Explaining myself as I step forward
I have a habit of explaining myself without being asked.
I’ve been trying to quit this nasty habit for years. It’s really slow going.
Progress only looks like becoming more aware this tendency. Progress has been catching myself when I’m about to explain myself— and then very often doing it anyway.
Here I go again.
I am about to explain myself, dear reader. I can always find a good reason to do so, and filtering those thoughts is challenging. I’m telling myself that I want to explain myself to you because it’s only fair. I want to be clear and re-state my intentions. For me and for you. So you know what you’ve signed up for. So you can get out before it’s too late. :)
Perhaps this is more like an intro to a book. Maybe this sort of explaining is useful. See, this is why it’s such a hard habit to break!
Well, for better or worse, here are my explanations.
a) I am giving daily blogging a go again.

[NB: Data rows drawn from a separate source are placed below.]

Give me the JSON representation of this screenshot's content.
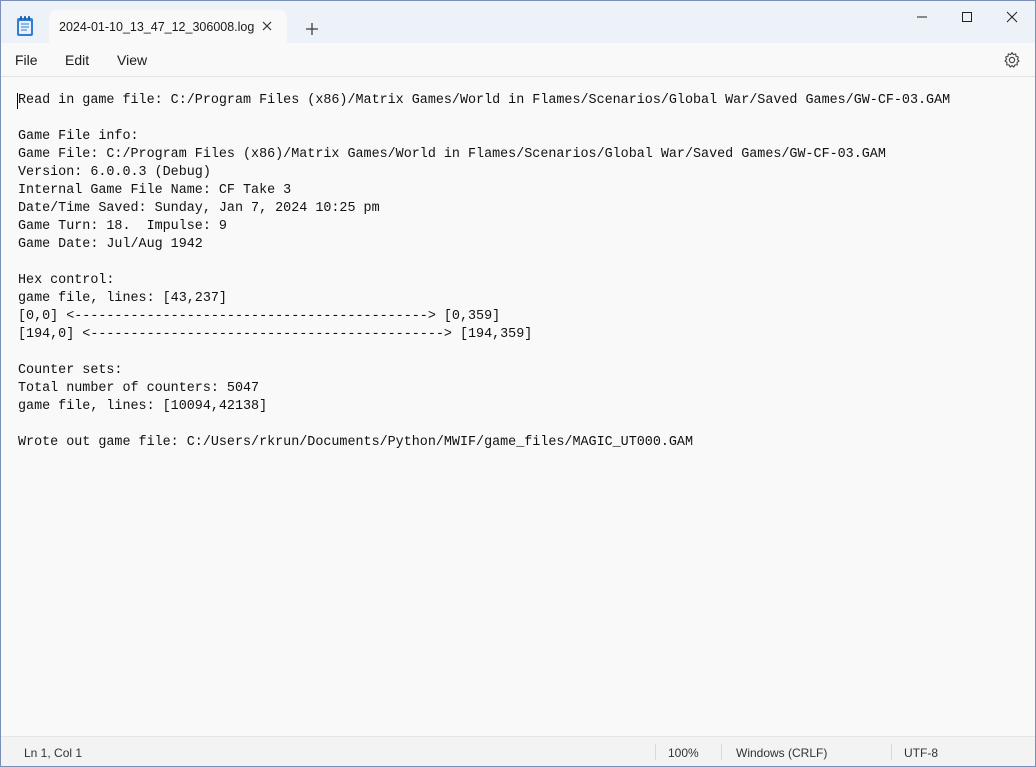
{
  "window": {
    "tab_title": "2024-01-10_13_47_12_306008.log",
    "icons": {
      "app": "notepad-icon",
      "tab_close": "close-icon",
      "new_tab": "plus-icon",
      "minimize": "minimize-icon",
      "maximize": "maximize-icon",
      "close": "close-icon",
      "settings": "gear-icon"
    }
  },
  "menu": {
    "file": "File",
    "edit": "Edit",
    "view": "View"
  },
  "editor": {
    "lines": [
      "Read in game file: C:/Program Files (x86)/Matrix Games/World in Flames/Scenarios/Global War/Saved Games/GW-CF-03.GAM",
      "",
      "Game File info:",
      "Game File: C:/Program Files (x86)/Matrix Games/World in Flames/Scenarios/Global War/Saved Games/GW-CF-03.GAM",
      "Version: 6.0.0.3 (Debug)",
      "Internal Game File Name: CF Take 3",
      "Date/Time Saved: Sunday, Jan 7, 2024 10:25 pm",
      "Game Turn: 18.  Impulse: 9",
      "Game Date: Jul/Aug 1942",
      "",
      "Hex control:",
      "game file, lines: [43,237]",
      "[0,0] <--------------------------------------------> [0,359]",
      "[194,0] <--------------------------------------------> [194,359]",
      "",
      "Counter sets:",
      "Total number of counters: 5047",
      "game file, lines: [10094,42138]",
      "",
      "Wrote out game file: C:/Users/rkrun/Documents/Python/MWIF/game_files/MAGIC_UT000.GAM"
    ]
  },
  "status": {
    "position": "Ln 1, Col 1",
    "zoom": "100%",
    "line_ending": "Windows (CRLF)",
    "encoding": "UTF-8"
  }
}
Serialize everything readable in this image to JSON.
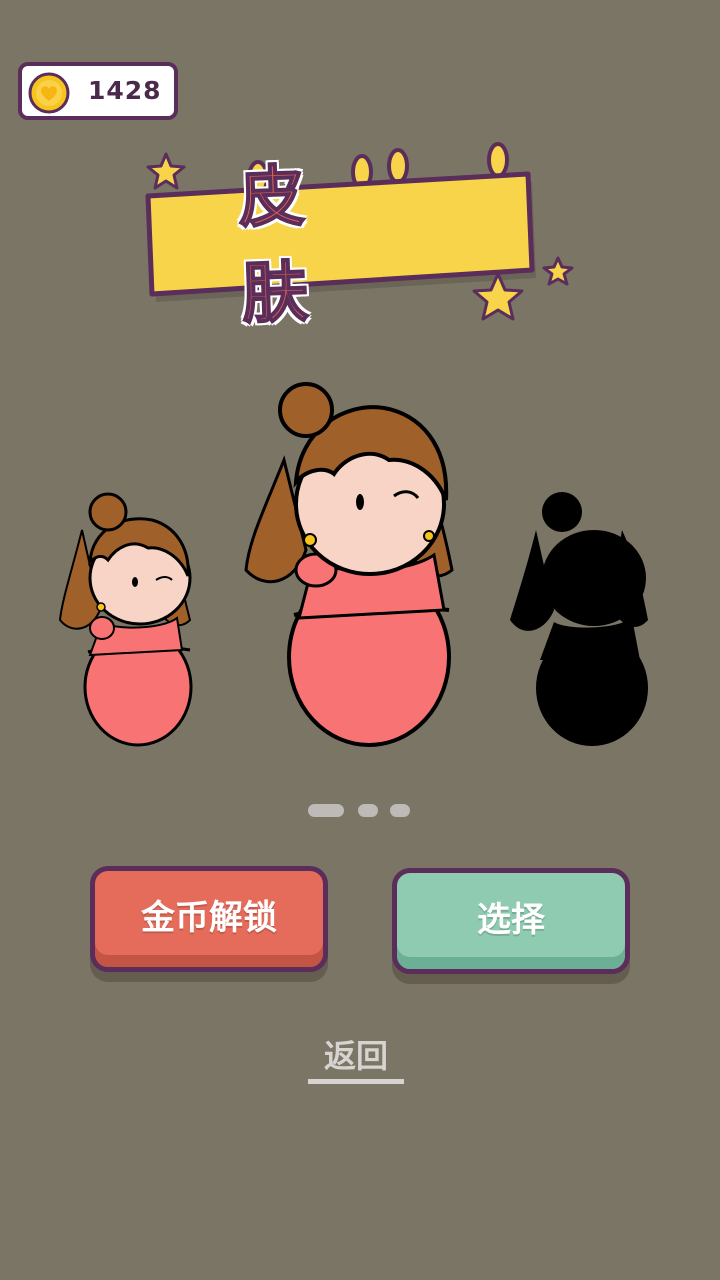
{
  "coins": {
    "value": "1428",
    "icon": "coin-heart-icon"
  },
  "title": {
    "label": "皮 肤"
  },
  "skins": [
    {
      "name": "skin-left",
      "state": "preview"
    },
    {
      "name": "skin-center",
      "state": "selected"
    },
    {
      "name": "skin-right",
      "state": "locked-silhouette"
    }
  ],
  "pagination": {
    "count": 3,
    "active": 0
  },
  "buttons": {
    "unlock_label": "金币解锁",
    "select_label": "选择",
    "back_label": "返回"
  },
  "colors": {
    "background": "#7b7565",
    "banner": "#f8d44b",
    "outline": "#5a2d5a",
    "unlock": "#e56b5a",
    "select": "#8ecbb0",
    "dress": "#f87474",
    "hair": "#a0602a"
  }
}
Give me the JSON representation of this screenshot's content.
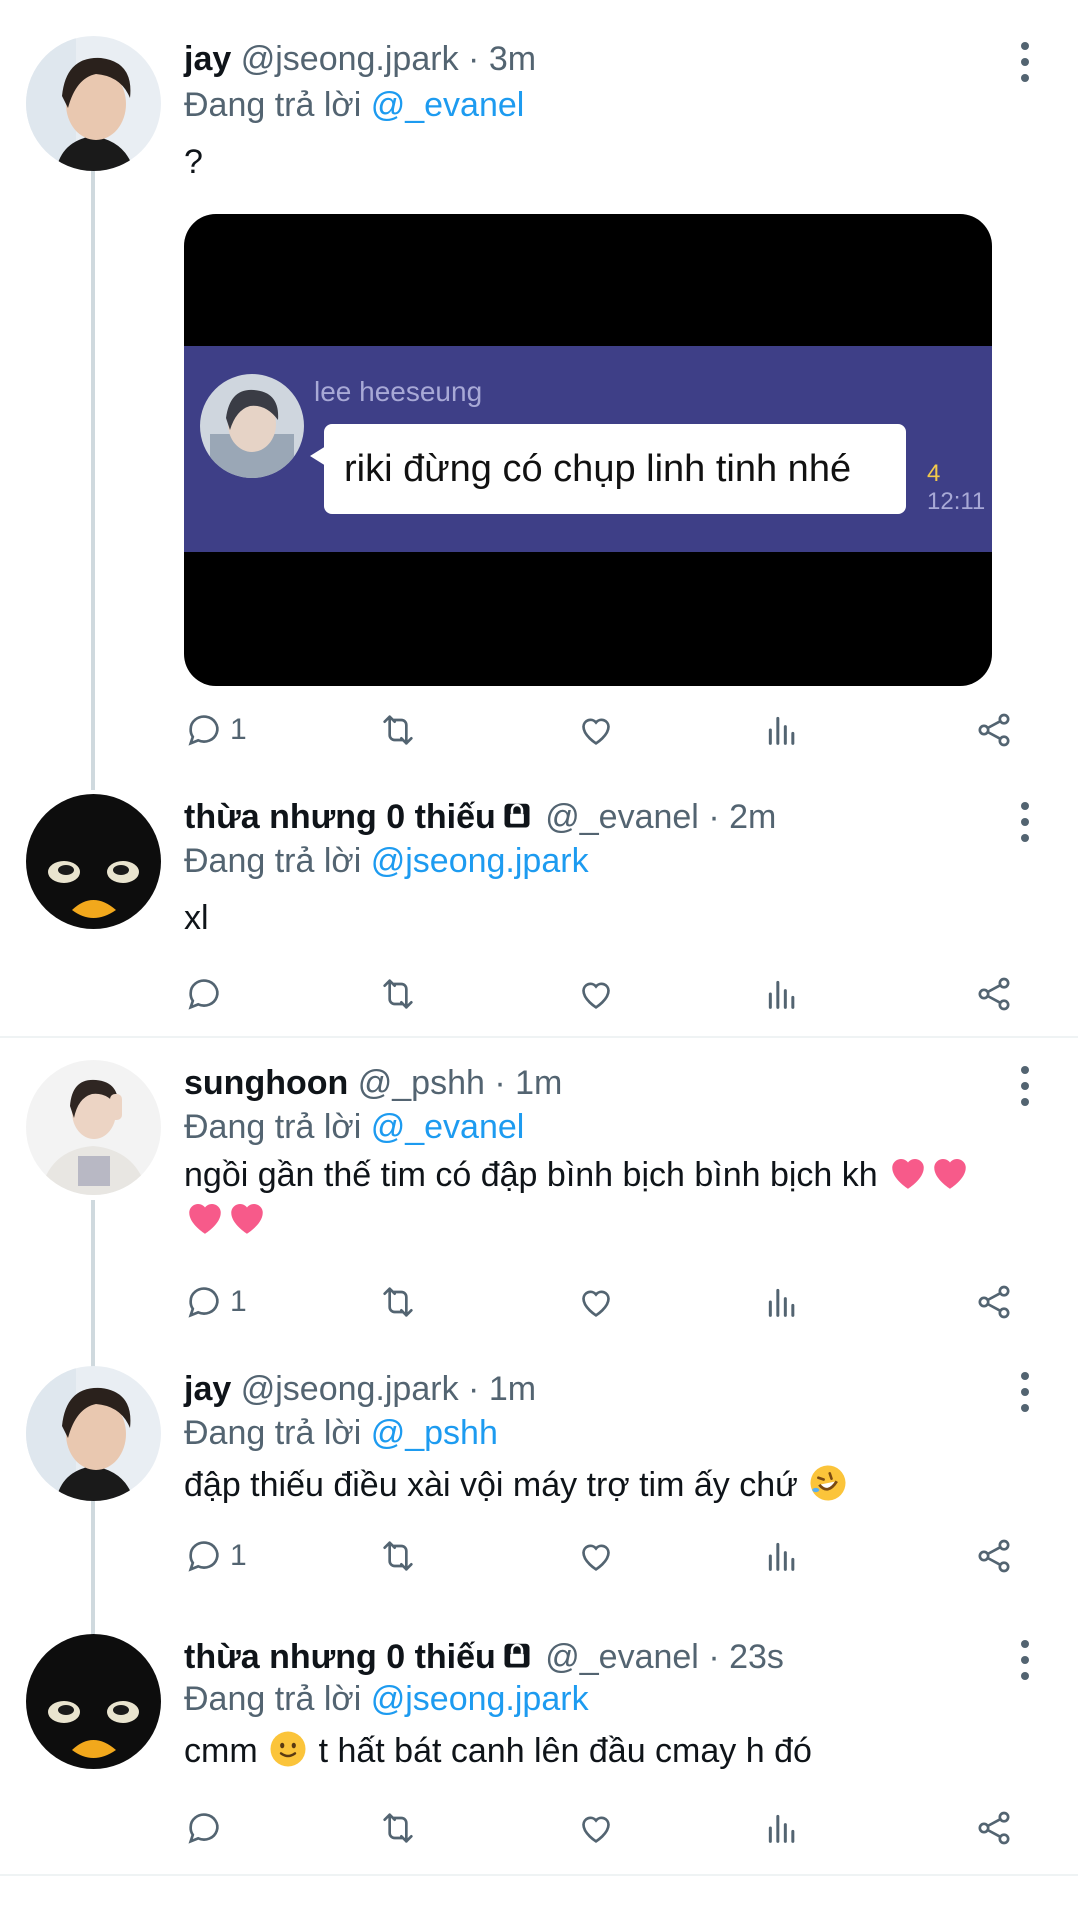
{
  "tweets": [
    {
      "name": "jay",
      "handle": "@jseong.jpark",
      "dot": "·",
      "time": "3m",
      "reply_prefix": "Đang trả lời",
      "reply_to": "@_evanel",
      "text": "?",
      "counts": {
        "reply": "1",
        "retweet": "",
        "like": ""
      },
      "locked": false
    },
    {
      "name": "thừa nhưng 0 thiếu",
      "handle": "@_evanel",
      "dot": "·",
      "time": "2m",
      "reply_prefix": "Đang trả lời",
      "reply_to": "@jseong.jpark",
      "text": "xl",
      "counts": {
        "reply": "",
        "retweet": "",
        "like": ""
      },
      "locked": true
    },
    {
      "name": "sunghoon",
      "handle": "@_pshh",
      "dot": "·",
      "time": "1m",
      "reply_prefix": "Đang trả lời",
      "reply_to": "@_evanel",
      "text_line1": "ngồi gần thế tim có đập bình bịch bình bịch kh",
      "counts": {
        "reply": "1",
        "retweet": "",
        "like": ""
      },
      "locked": false
    },
    {
      "name": "jay",
      "handle": "@jseong.jpark",
      "dot": "·",
      "time": "1m",
      "reply_prefix": "Đang trả lời",
      "reply_to": "@_pshh",
      "text": "đập thiếu điều xài vội máy trợ tim ấy chứ",
      "counts": {
        "reply": "1",
        "retweet": "",
        "like": ""
      },
      "locked": false
    },
    {
      "name": "thừa nhưng 0 thiếu",
      "handle": "@_evanel",
      "dot": "·",
      "time": "23s",
      "reply_prefix": "Đang trả lời",
      "reply_to": "@jseong.jpark",
      "text_before": "cmm",
      "text_after": "t hất bát canh lên đầu cmay h đó",
      "counts": {
        "reply": "",
        "retweet": "",
        "like": ""
      },
      "locked": true
    }
  ],
  "media": {
    "chat_name": "lee heeseung",
    "chat_message": "riki đừng có chụp linh tinh nhé",
    "chat_count": "4",
    "chat_time": "12:11"
  },
  "colors": {
    "text": "#0f1419",
    "secondary": "#536471",
    "link": "#1d9bf0",
    "thread_line": "#cfd9de",
    "chat_band": "#3e3f87"
  },
  "icons": [
    "reply-icon",
    "retweet-icon",
    "like-icon",
    "stats-icon",
    "share-icon",
    "more-icon",
    "lock-icon"
  ]
}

I’ve discovered it’s something that gets me blogging more, and I’m having trouble finding a middle way.
b) I want to be more vulnerable and more personal. Get more real.
c) I’m doing this for me. That means you may be bored or confused or something else that makes you want to stop following me or reading these blogs. Please do whatever YOU want to! Just like I’m doing this for me, reading this should only be done if it’s good for YOU. Thank you for looking out for you most of all.
d) The reasons I want to blog more frequently are many. Here are some: to figure out how to make the practice of blogging something I can count on myself doing… because it feels good, because writing is nourishment I need and want, because I have so much to say and only by writing more will I gain the courage to keep going… and to speak louder!
I want to blog more frequently because I can. Because I was blessed with parents and an education that nurtured my love of words and language… Because I was born when and where I was… Academic opportunities were endless. Feminists and brave women were all around me.
The only gatekeeper left is in my head. Fear is this gatekeeper’s power.
Fear I’ll be called a witch for speaking my mind. Better lay low. Keep quiet.
Fear I’ll be chased home from school by the scary boy. Better take a different route. Armor up. Hide away. Don’t be seen.
But I’m not nine anymore. It’s the 21st century, not the 16th.
We, as individuals, as women… have already survived most of what we’re afraid will happen.
If fear is the only thing left to keep me silent… If the danger is now only imagined… it means I am privileged.
It means I am more powerful than I realize.
It’s time we stepped into the power that generations before us fought for us to have.
It’s time to make my grandmother proud.